I think it is a good exercise, and sometimes a good penance, for technocentrics to take special care around their use of the word "inevitable" to describe outcomes that are radically different from states of affairs that obtain today.

My suspicion is that this is a word technophiles actually use more to signal the usual attitude of the faithful; namely, "I'm not interested in arguing with you anymore." Too often, “inevitable” is a word that signals an inability to chart an intelligible sequence of developmental stages that could plausibly delineate a path from where we are to whatever Superlative State is imagined to be likely and attractive.
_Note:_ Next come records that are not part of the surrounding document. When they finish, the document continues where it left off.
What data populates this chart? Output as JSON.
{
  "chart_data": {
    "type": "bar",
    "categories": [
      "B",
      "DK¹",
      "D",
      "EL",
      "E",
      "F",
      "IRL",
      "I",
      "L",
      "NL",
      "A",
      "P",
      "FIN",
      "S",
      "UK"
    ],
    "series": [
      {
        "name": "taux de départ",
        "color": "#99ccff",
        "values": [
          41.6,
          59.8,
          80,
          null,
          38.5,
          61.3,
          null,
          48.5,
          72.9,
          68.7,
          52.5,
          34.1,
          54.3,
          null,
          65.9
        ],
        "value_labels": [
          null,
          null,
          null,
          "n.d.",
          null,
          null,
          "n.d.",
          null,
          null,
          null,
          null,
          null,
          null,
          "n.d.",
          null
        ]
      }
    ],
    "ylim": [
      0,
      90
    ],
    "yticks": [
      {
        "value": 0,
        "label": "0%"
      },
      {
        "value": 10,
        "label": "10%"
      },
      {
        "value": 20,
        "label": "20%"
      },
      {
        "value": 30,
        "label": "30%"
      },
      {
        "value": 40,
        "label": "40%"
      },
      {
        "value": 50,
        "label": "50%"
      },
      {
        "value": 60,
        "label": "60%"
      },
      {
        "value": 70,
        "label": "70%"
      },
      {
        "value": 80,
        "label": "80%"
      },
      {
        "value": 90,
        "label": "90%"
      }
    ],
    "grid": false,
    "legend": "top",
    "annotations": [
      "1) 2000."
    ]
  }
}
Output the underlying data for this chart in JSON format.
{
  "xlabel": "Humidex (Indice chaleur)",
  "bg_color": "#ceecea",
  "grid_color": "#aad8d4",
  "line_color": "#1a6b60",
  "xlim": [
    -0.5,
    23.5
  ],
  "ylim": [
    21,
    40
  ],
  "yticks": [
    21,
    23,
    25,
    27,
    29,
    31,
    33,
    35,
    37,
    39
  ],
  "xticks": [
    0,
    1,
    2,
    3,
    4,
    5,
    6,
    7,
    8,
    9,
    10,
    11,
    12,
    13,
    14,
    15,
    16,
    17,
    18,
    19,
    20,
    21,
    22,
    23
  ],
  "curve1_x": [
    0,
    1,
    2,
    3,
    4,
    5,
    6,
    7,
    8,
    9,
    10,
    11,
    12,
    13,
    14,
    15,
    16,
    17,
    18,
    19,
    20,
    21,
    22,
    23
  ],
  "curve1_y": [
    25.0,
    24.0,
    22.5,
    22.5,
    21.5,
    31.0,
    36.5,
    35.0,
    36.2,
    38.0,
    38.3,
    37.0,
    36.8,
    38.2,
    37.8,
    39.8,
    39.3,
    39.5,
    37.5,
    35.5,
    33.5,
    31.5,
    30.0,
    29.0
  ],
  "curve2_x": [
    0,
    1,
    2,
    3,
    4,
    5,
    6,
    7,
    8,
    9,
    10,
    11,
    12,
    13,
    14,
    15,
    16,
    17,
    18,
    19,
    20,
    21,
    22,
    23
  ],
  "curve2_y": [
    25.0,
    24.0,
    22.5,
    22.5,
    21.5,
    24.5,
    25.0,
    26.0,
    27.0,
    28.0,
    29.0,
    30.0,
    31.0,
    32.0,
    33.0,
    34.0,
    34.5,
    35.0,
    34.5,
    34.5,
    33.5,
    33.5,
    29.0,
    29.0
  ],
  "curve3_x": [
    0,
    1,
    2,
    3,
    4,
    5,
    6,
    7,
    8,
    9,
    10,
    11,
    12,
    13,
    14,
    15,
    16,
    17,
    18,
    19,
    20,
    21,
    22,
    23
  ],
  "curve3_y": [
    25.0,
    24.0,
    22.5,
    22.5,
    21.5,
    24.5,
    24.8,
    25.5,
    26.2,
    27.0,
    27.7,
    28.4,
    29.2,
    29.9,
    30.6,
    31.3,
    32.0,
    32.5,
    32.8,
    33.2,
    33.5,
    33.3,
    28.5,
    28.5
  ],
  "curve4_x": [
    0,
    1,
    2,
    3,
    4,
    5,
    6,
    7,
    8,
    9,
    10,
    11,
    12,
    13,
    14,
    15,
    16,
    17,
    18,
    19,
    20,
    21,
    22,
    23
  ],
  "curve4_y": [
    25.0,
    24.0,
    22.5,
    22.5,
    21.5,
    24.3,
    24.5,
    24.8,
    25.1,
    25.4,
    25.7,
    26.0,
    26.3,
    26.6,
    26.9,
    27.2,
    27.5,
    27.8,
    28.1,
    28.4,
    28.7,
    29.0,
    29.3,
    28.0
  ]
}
And by plausible, I mean both technically and politically plausible.

Part of what is interesting about this passage in the context of the larger discussion of which it was a part is that I seem to remember that Michael claimed to find it reasonable in spirit, if not to the letter, and made lots of reassuring reasonable noises to that effect at the time.

And yet, here he is again, making the usual techno-utopian mistake, with the usual techno-utopian certainty, "human-level AI will eventually be created if it is technologically possible." From here, no doubt, he believes (he has said it elsewhere if not here and now) that the logical inevitability of physically possible human-level AI indicates the equally logical inevitability of superhuman-level AI, which in turn indicates the equally logical inevitability of a history shattering "Singularity" in which a Robot God metes out apocalyptic rewards and punishments to worthies and unworthies according to whether it is "Friendly" or not.

Needless to say, what looks like logical inevitability to even very bright well-meaning True Believers can all too easily equal batshit craziness if one's foundational assumptions or underlying motivations go too far awry too soon.

Let that be a lesson to us all.

The Transhumanist Brain Trust, Ladies and Gentlemen

I made the following completely uncontroversial and in fact so obviously true as to be utterly uninteresting claims:
Your personal consciousness will never be "uploaded" into a computer.

You will never be made immortal by medical technique.

Neither of those things are going to happen for you.


To which Michael Anissimov of the World Transhumanist Association, the Singularity Institute for Artificial Intelligence, and the Lifeboat Foundation, responded:
YES WE CAN!

Uh… no, you can't.

People aren't mortal just because they lack the "can do" spirit of you transhumanists.

Hype isn't hope, it's fraud and self-delusion.